The ending just seals how shallow this story really is. Gale suddenly has a flawless game (which, good for him. He earned his professional happy ending with all grief he's experienced). Harriet gets an immediate yes from a glamorous French investor (who also happens to be the ex of her ex and now wants to mentor her in girlboss solidarity???), and even the AI itself gets a weird reflective summary chapter. The last chapter? A backyard wedding. Because... sure, why not?
Two more things that really didn’t work for me: First, the pov switching. The book uses first person for Harriet and third person for Gale, which is fine in theory, but the early chapters mark whose POV we're in... and then just stops. It becomes jarring, especially when the voices aren’t distinct enough to carry the change without clear labeling. As it is now, you have to actively read on until you see an "I" or "Gale" to know that this is Harriet's chapter or wait until you see "Harriet" (or something hockey related) to realize we're in Gale's chapter.
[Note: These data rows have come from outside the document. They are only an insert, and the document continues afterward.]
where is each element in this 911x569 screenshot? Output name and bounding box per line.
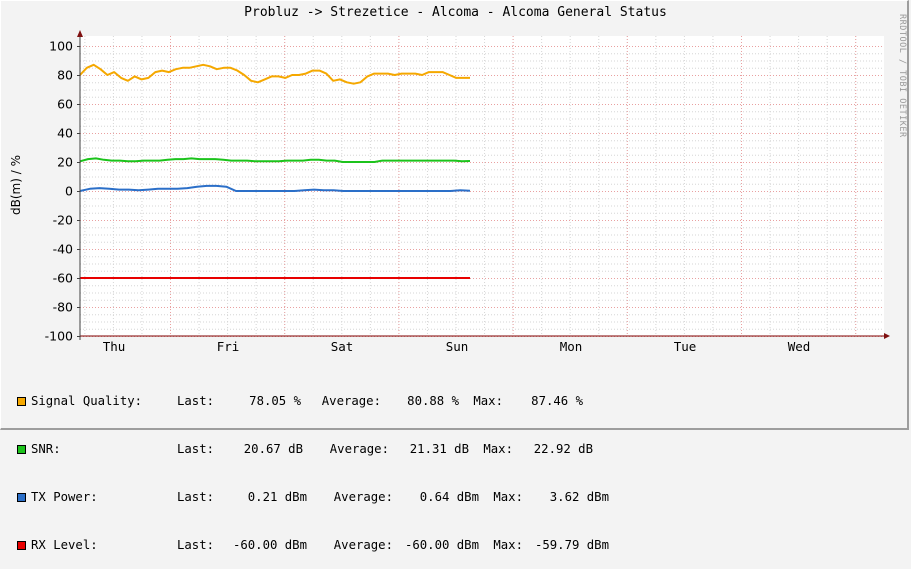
major-grid — [77, 36, 884, 337]
svg-text:0: 0 — [65, 184, 73, 199]
snr-swatch — [17, 444, 26, 454]
average-value: 80.88 % — [407, 394, 459, 408]
svg-text:80: 80 — [57, 68, 73, 83]
graph-frame — [0, 0, 909, 430]
last-label: Last: — [177, 538, 215, 552]
svg-text:40: 40 — [57, 126, 73, 141]
max-label: Max: — [473, 394, 503, 408]
y-tick-labels: 100 80 60 40 20 0 -20 -40 -60 -80 -100 — [45, 39, 73, 344]
svg-text:Tue: Tue — [674, 339, 697, 354]
average-label: Average: — [333, 538, 393, 552]
legend: Signal Quality: Last: 78.05 % Average: 80.88… — [17, 361, 609, 569]
last-value: 20.67 dB — [243, 442, 303, 456]
svg-text:100: 100 — [49, 39, 73, 54]
svg-text:-20: -20 — [53, 213, 73, 228]
rrdtool-watermark: RRDTOOL / TOBI OETIKER — [897, 14, 907, 138]
svg-text:-80: -80 — [53, 300, 73, 315]
chart-title: Probluz -> Strezetice - Alcoma - Alcoma … — [244, 5, 667, 20]
last-label: Last: — [177, 490, 215, 504]
svg-text:Fri: Fri — [217, 339, 240, 354]
last-value: -60.00 dBm — [232, 538, 307, 552]
svg-text:-40: -40 — [53, 242, 73, 257]
average-label: Average: — [333, 490, 393, 504]
max-label: Max: — [483, 442, 513, 456]
svg-text:60: 60 — [57, 97, 73, 112]
average-value: 21.31 dB — [409, 442, 469, 456]
data-series — [79, 63, 471, 279]
x-axis-arrow-icon — [884, 333, 890, 339]
last-label: Last: — [177, 394, 215, 408]
average-label: Average: — [329, 442, 389, 456]
max-value: 87.46 % — [531, 394, 583, 408]
svg-text:-60: -60 — [53, 271, 73, 286]
average-value: -60.00 dBm — [404, 538, 479, 552]
last-label: Last: — [177, 442, 215, 456]
legend-row-tx-power: TX Power: Last: 0.21 dBm Average: 0.64 dBm Ma… — [17, 489, 609, 505]
legend-label: Signal Quality: — [31, 394, 143, 408]
max-label: Max: — [493, 490, 523, 504]
svg-text:Wed: Wed — [788, 339, 811, 354]
tx-power-swatch — [17, 492, 26, 502]
max-value: 3.62 dBm — [549, 490, 609, 504]
legend-row-signal-quality: Signal Quality: Last: 78.05 % Average: 80.88… — [17, 393, 609, 409]
legend-label: TX Power: — [31, 490, 98, 504]
plot-area: 100 80 60 40 20 0 -20 -40 -60 -80 -100 Thu Fri Sat Su… — [45, 30, 890, 354]
last-value: 78.05 % — [249, 394, 301, 408]
svg-text:Sun: Sun — [446, 339, 469, 354]
legend-row-snr: SNR: Last: 20.67 dB Average: 21.31 dB Max: 22.… — [17, 441, 609, 457]
rx-level-swatch — [17, 540, 26, 550]
last-value: 0.21 dBm — [247, 490, 307, 504]
max-value: -59.79 dBm — [534, 538, 609, 552]
signal-quality-swatch — [17, 396, 26, 406]
svg-text:Mon: Mon — [560, 339, 583, 354]
svg-text:20: 20 — [57, 155, 73, 170]
max-value: 22.92 dB — [533, 442, 593, 456]
svg-text:-100: -100 — [45, 329, 73, 344]
svg-text:Thu: Thu — [103, 339, 126, 354]
x-tick-labels: Thu Fri Sat Sun Mon Tue Wed — [103, 339, 811, 354]
legend-label: SNR: — [31, 442, 61, 456]
average-label: Average: — [321, 394, 381, 408]
max-label: Max: — [493, 538, 523, 552]
svg-text:Sat: Sat — [331, 339, 354, 354]
average-value: 0.64 dBm — [419, 490, 479, 504]
y-axis-arrow-icon — [77, 30, 83, 37]
legend-label: RX Level: — [31, 538, 98, 552]
legend-row-rx-level: RX Level: Last: -60.00 dBm Average: -60.00 d… — [17, 537, 609, 553]
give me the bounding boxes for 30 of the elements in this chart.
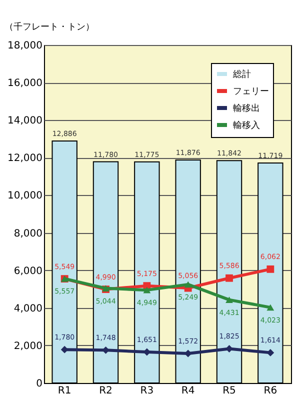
y-axis-title: （千フレート・トン）	[4, 22, 94, 32]
y-tick-label: 18,000	[8, 40, 42, 52]
y-tick-label: 14,000	[8, 116, 42, 127]
legend-label: フェリー	[233, 87, 269, 97]
x-tick-label: R5	[222, 386, 236, 396]
point	[143, 286, 151, 294]
y-tick-label: 12,000	[8, 153, 42, 164]
x-tick-label: R4	[181, 386, 195, 396]
point	[266, 304, 274, 311]
point	[184, 281, 192, 288]
legend-label: 輸移入	[233, 120, 260, 131]
y-tick-label: 4,000	[14, 303, 42, 314]
point	[266, 265, 274, 273]
y-tick-label: 8,000	[14, 228, 42, 240]
y-tick-label: 6,000	[14, 266, 42, 277]
x-tick-label: R1	[58, 386, 72, 396]
point	[102, 346, 110, 354]
x-tick-label: R2	[99, 386, 112, 396]
y-tick-label: 10,000	[8, 190, 42, 202]
point	[226, 296, 233, 304]
x-tick-label: R6	[264, 386, 278, 396]
point	[266, 348, 274, 356]
y-tick-label: 0	[36, 378, 42, 390]
point	[226, 274, 233, 282]
x-tick-label: R3	[140, 386, 154, 396]
point	[226, 345, 233, 352]
y-tick-label: 16,000	[8, 78, 42, 90]
legend-label: 輸移出	[233, 103, 260, 114]
legend-label: 総計	[232, 69, 251, 80]
y-tick-label: 2,000	[14, 340, 42, 352]
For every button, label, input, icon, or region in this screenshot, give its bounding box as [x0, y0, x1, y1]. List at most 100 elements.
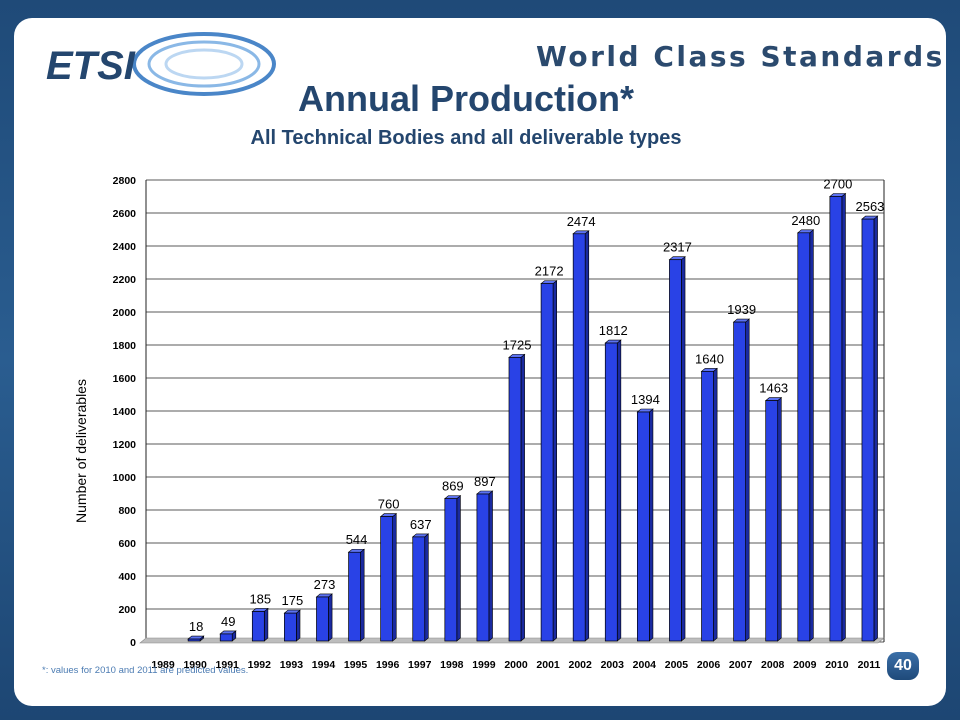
- bar: [316, 596, 329, 642]
- data-label: 1939: [727, 302, 756, 317]
- bar: [669, 259, 682, 642]
- data-label: 544: [346, 532, 368, 547]
- bar: [829, 196, 843, 642]
- bar: [540, 283, 554, 642]
- bar: [412, 536, 426, 642]
- data-label: 869: [442, 479, 464, 494]
- x-tick-label: 2011: [858, 659, 881, 671]
- data-label: 1640: [695, 351, 724, 366]
- data-label: 1463: [759, 381, 788, 396]
- y-tick-label: 1600: [113, 373, 137, 385]
- tagline: World Class Standards: [536, 40, 945, 73]
- y-tick-label: 1800: [113, 340, 137, 352]
- x-tick-label: 1993: [280, 659, 304, 671]
- data-label: 185: [249, 591, 271, 606]
- x-tick-label: 1992: [248, 659, 272, 671]
- bar-side: [809, 229, 814, 642]
- y-tick-label: 600: [118, 538, 136, 550]
- bar-side: [424, 533, 429, 642]
- chart-subtitle: All Technical Bodies and all deliverable…: [250, 127, 682, 149]
- x-tick-label: 2003: [601, 659, 625, 671]
- x-tick-label: 2001: [536, 659, 560, 671]
- x-tick-label: 1989: [151, 659, 175, 671]
- bar-side: [745, 318, 750, 642]
- data-label: 760: [378, 497, 400, 512]
- bar: [636, 411, 650, 642]
- bar: [444, 498, 458, 642]
- bar: [476, 493, 490, 642]
- bar: [765, 400, 779, 642]
- y-tick-label: 2800: [113, 175, 137, 187]
- bar: [187, 638, 201, 642]
- x-tick-label: 1995: [344, 659, 368, 671]
- page-number-badge: 40: [887, 652, 919, 680]
- bar-side: [488, 490, 493, 642]
- bar-side: [328, 593, 333, 642]
- bar: [604, 342, 618, 642]
- bar-side: [649, 408, 654, 642]
- data-label: 2563: [855, 199, 884, 214]
- footnote: *: values for 2010 and 2011 are predicte…: [42, 665, 249, 676]
- y-tick-label: 2600: [113, 208, 137, 220]
- data-label: 1725: [503, 337, 532, 352]
- data-label: 175: [282, 593, 304, 608]
- bar-side: [264, 607, 269, 642]
- bar: [733, 321, 746, 642]
- x-tick-label: 2010: [825, 659, 849, 671]
- x-tick-label: 2000: [504, 659, 528, 671]
- bar-side: [681, 256, 686, 642]
- bar-side: [584, 230, 590, 642]
- y-tick-label: 2000: [113, 307, 137, 319]
- bar-side: [296, 609, 301, 642]
- data-label: 1812: [599, 323, 628, 338]
- bar: [861, 218, 875, 642]
- data-label: 1394: [631, 392, 660, 407]
- bar: [348, 551, 361, 642]
- y-axis-label: Number of deliverables: [73, 379, 89, 523]
- y-tick-label: 1000: [113, 472, 137, 484]
- data-label: 49: [221, 614, 235, 629]
- x-tick-label: 1994: [312, 659, 336, 671]
- x-tick-label: 1991: [216, 659, 240, 671]
- bar: [380, 516, 394, 642]
- bar-side: [713, 367, 718, 642]
- data-label: 2172: [535, 264, 564, 279]
- x-tick-label: 2008: [761, 659, 785, 671]
- x-tick-label: 1999: [472, 659, 496, 671]
- bar-side: [841, 192, 846, 642]
- data-label: 637: [410, 517, 432, 532]
- data-label: 2480: [791, 213, 820, 228]
- chart-title: Annual Production*: [298, 78, 634, 119]
- bar: [508, 357, 522, 642]
- data-label: 18: [189, 619, 203, 634]
- x-tick-label: 2004: [633, 659, 657, 671]
- data-label: 273: [314, 577, 336, 592]
- y-tick-label: 1200: [113, 439, 137, 451]
- y-tick-label: 0: [130, 637, 136, 649]
- data-label: 2474: [567, 214, 596, 229]
- y-tick-label: 200: [118, 604, 136, 616]
- etsi-logo-text: ETSI: [46, 44, 136, 88]
- bar-side: [520, 353, 525, 642]
- x-tick-label: 1997: [408, 659, 432, 671]
- x-tick-label: 1996: [376, 659, 400, 671]
- bar-side: [873, 215, 878, 642]
- bar: [572, 233, 586, 642]
- bar: [797, 232, 811, 642]
- bar-side: [456, 494, 461, 642]
- x-tick-label: 2002: [568, 659, 592, 671]
- y-tick-label: 2200: [113, 274, 137, 286]
- data-label: 2700: [823, 177, 852, 192]
- bar-side: [616, 339, 622, 642]
- y-tick-label: 800: [118, 505, 136, 517]
- bar: [219, 633, 233, 642]
- y-tick-label: 1400: [113, 406, 137, 418]
- bar-side: [360, 548, 365, 642]
- data-label: 2317: [663, 240, 692, 255]
- bar-side: [552, 279, 557, 642]
- bar-side: [392, 512, 397, 642]
- x-tick-label: 2005: [665, 659, 689, 671]
- x-tick-label: 2006: [697, 659, 721, 671]
- y-tick-label: 2400: [113, 241, 137, 253]
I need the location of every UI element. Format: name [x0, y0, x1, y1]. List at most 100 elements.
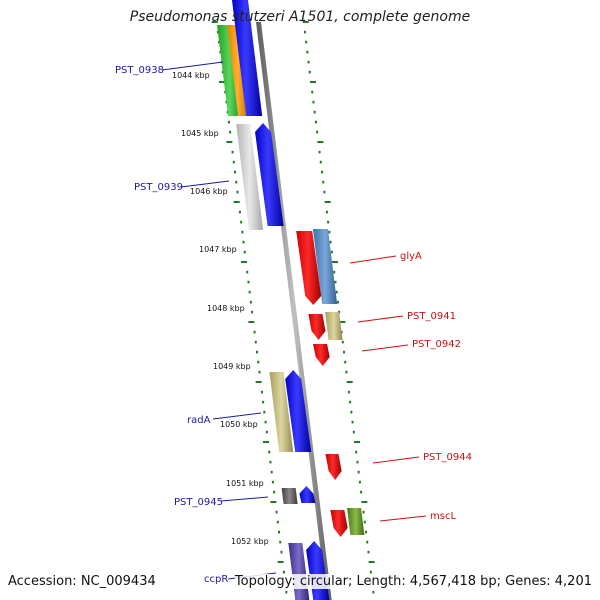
right-tick-track [302, 21, 375, 594]
kbp-label: 1049 kbp [213, 362, 251, 371]
tick-minor [265, 430, 268, 434]
tick-minor [343, 350, 346, 354]
tick-minor [308, 70, 311, 74]
tick-minor [344, 360, 347, 364]
tick-minor [271, 480, 274, 484]
tick-minor [347, 390, 350, 394]
tick-minor [329, 240, 332, 244]
tick-minor [360, 490, 363, 494]
gene-label-right: mscL [430, 511, 456, 522]
tick-minor [229, 130, 232, 134]
callout-line [180, 180, 230, 188]
tick-minor [350, 410, 353, 414]
tick-minor [251, 310, 254, 314]
tick-minor [351, 420, 354, 424]
tick-minor [352, 430, 355, 434]
kbp-label: 1044 kbp [172, 71, 210, 80]
tick-minor [312, 100, 315, 104]
tick-minor [236, 190, 239, 194]
kbp-label: 1048 kbp [207, 304, 245, 313]
tick-minor [355, 450, 358, 454]
tick-minor [330, 250, 333, 254]
gene-label-left: radA [187, 415, 211, 426]
tick-minor [336, 300, 339, 304]
tick-minor [242, 240, 245, 244]
gene-callouts: PST_0938 PST_0939 radA PST_0945 ccpR glyA PST_… [115, 61, 472, 585]
tick-minor [226, 110, 229, 114]
callout-line [161, 61, 224, 71]
tick-minor [313, 110, 316, 114]
gene-label-left: ccpR [204, 574, 228, 585]
tick-minor [257, 360, 260, 364]
callout-line [361, 344, 409, 352]
tick-minor [349, 400, 352, 404]
tick-minor [270, 470, 273, 474]
summary-text: Topology: circular; Length: 4,567,418 bp… [234, 574, 592, 589]
tick-minor [335, 290, 338, 294]
tick-minor [254, 340, 257, 344]
tick-minor [279, 540, 282, 544]
tick-minor [219, 50, 222, 54]
gene-pst0942 [313, 344, 330, 366]
kbp-label: 1052 kbp [231, 537, 269, 546]
tick-minor [258, 370, 261, 374]
tick-minor [314, 120, 317, 124]
gene-pst0941 [308, 314, 326, 340]
tick-minor [367, 550, 370, 554]
tick-minor [247, 280, 250, 284]
tick-minor [269, 460, 272, 464]
tick-minor [263, 410, 266, 414]
gene-pst0944 [325, 454, 342, 480]
tick-minor [276, 520, 279, 524]
gene-label-left: PST_0939 [134, 182, 183, 193]
tick-minor [366, 540, 369, 544]
gene-khaki-rada-block [269, 372, 294, 452]
tick-minor [362, 510, 365, 514]
tick-minor [328, 230, 331, 234]
tick-minor [227, 120, 230, 124]
gene-label-right: PST_0944 [423, 452, 472, 463]
gene-label-left: PST_0938 [115, 65, 164, 76]
tick-minor [278, 530, 281, 534]
tick-minor [316, 130, 319, 134]
tick-minor [216, 30, 219, 34]
gene-steel-block [312, 229, 338, 304]
tick-minor [372, 590, 375, 594]
tick-minor [240, 220, 243, 224]
tick-minor [334, 280, 337, 284]
tick-minor [282, 570, 285, 574]
tick-minor [249, 300, 252, 304]
tick-minor [322, 180, 325, 184]
tick-minor [285, 590, 288, 594]
tick-minor [311, 90, 314, 94]
tick-minor [341, 340, 344, 344]
gene-glya [296, 231, 322, 305]
backbone-line [256, 22, 332, 600]
tick-minor [241, 230, 244, 234]
tick-minor [363, 520, 366, 524]
kbp-scale: 1044 kbp 1045 kbp 1046 kbp 1047 kbp 1048 kbp… [172, 71, 269, 546]
gene-dgray-block [281, 488, 298, 504]
gene-mscl [330, 510, 348, 537]
tick-minor [365, 530, 368, 534]
gene-label-left: PST_0945 [174, 497, 223, 508]
kbp-label: 1050 kbp [220, 420, 258, 429]
tick-minor [234, 170, 237, 174]
tick-minor [238, 210, 241, 214]
tick-minor [356, 460, 359, 464]
tick-minor [264, 420, 267, 424]
tick-minor [303, 30, 306, 34]
tick-minor [357, 470, 360, 474]
tick-minor [246, 270, 249, 274]
tick-minor [221, 70, 224, 74]
gene-pst0939 [255, 123, 284, 226]
left-tick-track [211, 21, 288, 594]
gene-gray-block [236, 124, 264, 230]
gene-label-right: PST_0942 [412, 339, 461, 350]
tick-minor [224, 90, 227, 94]
callout-line [212, 412, 262, 420]
gene-pst0938 [232, 0, 263, 116]
tick-minor [232, 160, 235, 164]
kbp-label: 1046 kbp [190, 187, 228, 196]
tick-minor [321, 170, 324, 174]
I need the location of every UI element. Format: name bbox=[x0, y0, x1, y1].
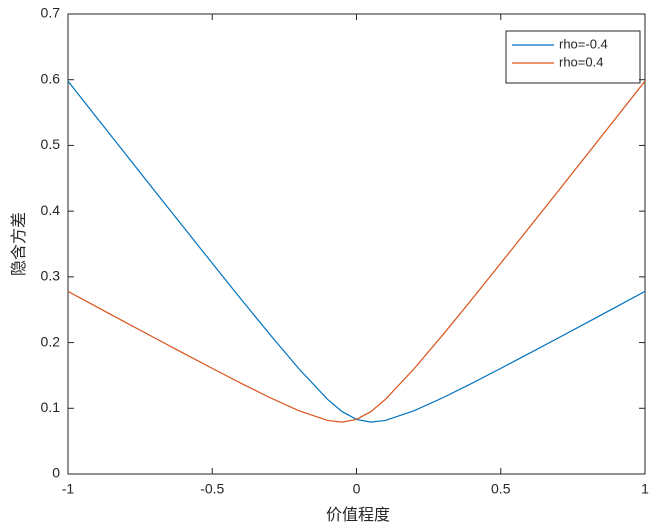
x-axis-label: 价值程度 bbox=[326, 506, 390, 524]
legend-label: rho=-0.4 bbox=[559, 36, 608, 51]
x-tick-label: 0.5 bbox=[491, 481, 511, 497]
y-tick-label: 0.7 bbox=[41, 5, 61, 21]
y-tick-label: 0 bbox=[52, 465, 60, 481]
line bbox=[67, 80, 646, 423]
y-axis-label: 隐含方差 bbox=[10, 212, 28, 276]
x-tick-label: 1 bbox=[641, 481, 649, 497]
legend: rho=-0.4 rho=0.4 bbox=[505, 30, 641, 84]
legend-box bbox=[505, 30, 641, 84]
y-tick-label: 0.3 bbox=[41, 268, 61, 284]
y-tick-label: 0.5 bbox=[41, 136, 61, 152]
legend-label: rho=0.4 bbox=[559, 54, 603, 69]
y-tick-label: 0.4 bbox=[41, 202, 61, 218]
line bbox=[67, 80, 646, 423]
y-tick-label: 0.2 bbox=[41, 333, 61, 349]
x-tick-label: -1 bbox=[62, 481, 75, 497]
y-tick-label: 0.6 bbox=[41, 70, 61, 86]
y-tick-label: 0.1 bbox=[41, 399, 61, 415]
x-tick-label: -0.5 bbox=[200, 481, 224, 497]
x-tick-label: 0 bbox=[353, 481, 361, 497]
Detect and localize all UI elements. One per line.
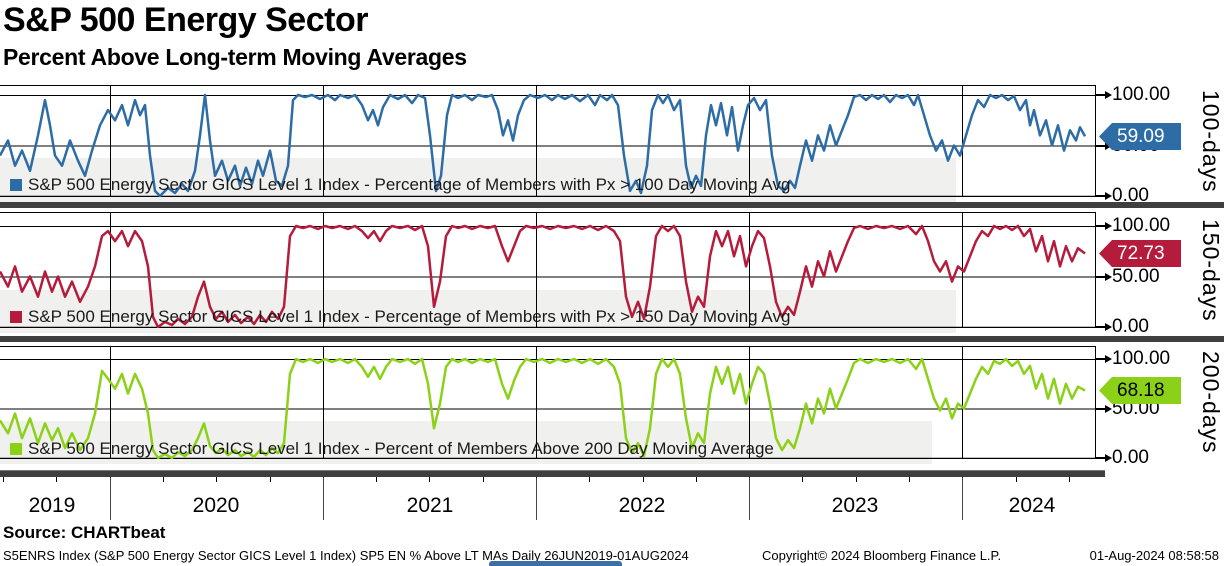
quarter-tick (270, 477, 271, 482)
year-separator (110, 478, 111, 520)
ytick-label: 50.00 (1112, 266, 1160, 287)
quarter-tick (1016, 477, 1017, 482)
panel-separator (0, 202, 1224, 208)
last-value-badge: 59.09 (1099, 123, 1181, 150)
quarter-tick (802, 477, 803, 482)
panel-axis-label: 200-days (1198, 351, 1224, 454)
legend-label: S&P 500 Energy Sector GICS Level 1 Index… (28, 307, 791, 326)
quarter-tick (696, 477, 697, 482)
series-line-200-days (0, 357, 1086, 459)
axis-tick-arrow-icon (1095, 141, 1112, 150)
axis-tick-arrow-icon (1095, 454, 1112, 462)
legend-label: S&P 500 Energy Sector GICS Level 1 Index… (28, 439, 774, 458)
legend-label: S&P 500 Energy Sector GICS Level 1 Index… (28, 175, 791, 194)
panel-axis-label: 100-days (1198, 89, 1224, 193)
legend-item: S&P 500 Energy Sector GICS Level 1 Index… (10, 439, 774, 459)
ytick-label: 0.00 (1112, 316, 1149, 337)
quarter-tick (56, 477, 57, 482)
xtick-year-label: 2022 (618, 494, 666, 517)
year-separator (749, 478, 750, 520)
legend-item: S&P 500 Energy Sector GICS Level 1 Index… (10, 175, 790, 195)
quarter-tick (643, 477, 644, 482)
quarter-tick (376, 477, 377, 482)
quarter-tick (216, 477, 217, 482)
quarter-tick (1069, 477, 1070, 482)
panel-axis-label: 150-days (1198, 218, 1224, 322)
last-value-badge: 72.73 (1099, 240, 1181, 267)
quarter-tick (589, 477, 590, 482)
axis-tick-arrow-icon (1095, 222, 1112, 230)
quarter-tick (429, 477, 430, 482)
ytick-label: 0.00 (1112, 447, 1149, 468)
ytick-label: 0.00 (1112, 185, 1149, 206)
series-line-100-days (0, 93, 1087, 197)
xtick-year-label: 2024 (1008, 494, 1056, 517)
quarter-tick (856, 477, 857, 482)
ytick-label: 100.00 (1112, 215, 1171, 236)
quarter-tick (909, 477, 910, 482)
bottom-scrollbar-thumb[interactable] (489, 561, 622, 566)
xtick-year-label: 2019 (28, 494, 76, 517)
legend-item: S&P 500 Energy Sector GICS Level 1 Index… (10, 307, 790, 327)
panel-150day-plot[interactable] (0, 212, 1100, 328)
panel-100day-plot[interactable] (0, 85, 1100, 197)
quarter-tick (483, 477, 484, 482)
xtick-year-label: 2020 (192, 494, 240, 517)
panel-separator (0, 336, 1224, 342)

Second, this is marketed as a book “inspired by Jane Austen,” and that is just... not accurate. The only real link is the title Emma. The so-called “Duchess mode” of the AI, where it starts speaking in fake Regency language, isn’t clever or immersive. It’s extremely cringey. It reads like an American putting on a bad British accent and calling it Austen.
As I finished the book, I wasn’t even angry (yet), just filled with mild annoyance and disappointment. Harriet is written to be "flawed but perfect," never truly held accountable, and always conveniently uplifted. Brooke, her best friend, is reduced to a frazzled “new mom” stereotype who magically shows up when emotional support is needed. The women in this book are messy in a way that’s supposed to feel empowering, but really just feels self-congratulatory.
If this wasn’t an ARC, I probably would’ve DNF'd it and let it fade. Instead, I kept at it, hoping it would redeem itself. It didn’t. This is a 1-2 star read for me that at least, for now, is not driven by anger. Just a waste of potential.